Yes, and I believe most of the bonuses being offered by Regional airlines right now are contractual, although I believe Horizon at least was paying sign-on bonuses out of contract.
 
BONUSES ARE NOT PAY INCREASES.
Hmmm, actually they are. I agree that a bonus is not as good as a real pay increase but if someone offers me a 30k bonus I'm going to treat it like I have increased how much money I made this year. Hell per diem is also not a pay increase but if someone offered me $20 per hour in per diem I would take it as a pay bump.
 
Hmmm, actually they are. I agree that a bonus is not as good as a real pay increase but if someone offers me a 30k bonus I'm going to treat it like I have increased how much money I made this year. Hell per diem is also not a pay increase but if someone offered me $20 per hour in per diem I would take it as a pay bump.
As nice as a bonus is, can I count on that bonus to be there to help pay the bills I have in 5-10 years? Not likely. Can an actual pay rate increase help me plan for the future? Yep.
 
As nice as a bonus is, can I count on that bonus to be there to help pay the bills I have in 5-10 years? Not likely. Can an actual pay rate increase help me plan for the future? Yep.
You are totally correct sir, a bonus is only good for today and making plans for the future based on one would be foolish. The only thing I meant was that it is money and therefore income.
 
As nice as a bonus is, can I count on that bonus to be there to help pay the bills I have in 5-10 years? Not likely. Can an actual pay rate increase help me plan for the future? Yep.

Well if the retention bonus is contractually required to be there in 5 years you can.

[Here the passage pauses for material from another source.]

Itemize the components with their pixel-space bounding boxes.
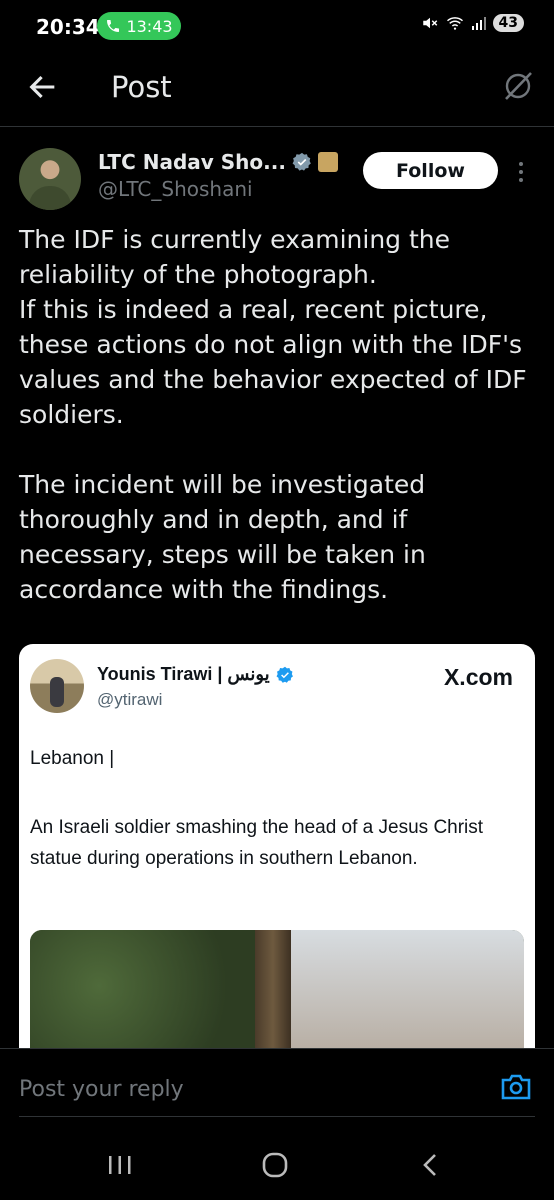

Of course I believe most of the bonuses that are contractual in the first place are shorter than that- unless it's been extended, Endeavor's retention bonus expires at the end of 2018.

So you can count on higher pay rates much more reliably. Of course you can't really count on a Regional airline even being there in 5-10 years, given how unstable and volatile the regional airline industry is. 6 years ago, Comair's employees may have been counting on being able to pay the bills today; and 10 years ago, Skyway pilots may have done the same, but look how that turned out...
 
Pay and compensation are not the same thing. Bonuses are part of total compensation, but your hourly rate is your base pay. Everyone would be better off seeing those bonus dollars blended into higher pay rates across the board, but that doesn't have the recruiting pizzaz of "it's my money, and I want it now!!"
 
Pay and compensation are not the same thing. Bonuses are part of total compensation, but your hourly rate is your base pay. Everyone would be better off seeing those bonus dollars blended into higher pay rates across the board, but that doesn't have the recruiting pizzaz of "it's my money, and I want it now!!"

Is that really the reason for sign-on bonuses as opposed to higher rates? I always thought it was to attract applicants with something that can be cancelled, assuming it is not contractually mandated, once market conditions change; and also to ensure that the extra compensation spent trying to recruit more pilots goes exclusively to the pilots that they are recruiting (and none is "wasted" on pilots who are already there and hopefully won't want to leave and start all over again at the bottom of another seniority list).

Another reason for sign-on bonuses is that, if they are paid before the employee starts and as thought they were a 1099 independent contractor, the company can save money on payroll taxes since in that case the employee will be responsible for all of the Social Security and Medicare taxes instead of just half. However my employer is the only one I know of that pays the sign-on bonus "1099", and the common misconception that bonuses are taxed at a higher rate than base pay most certainly is not true.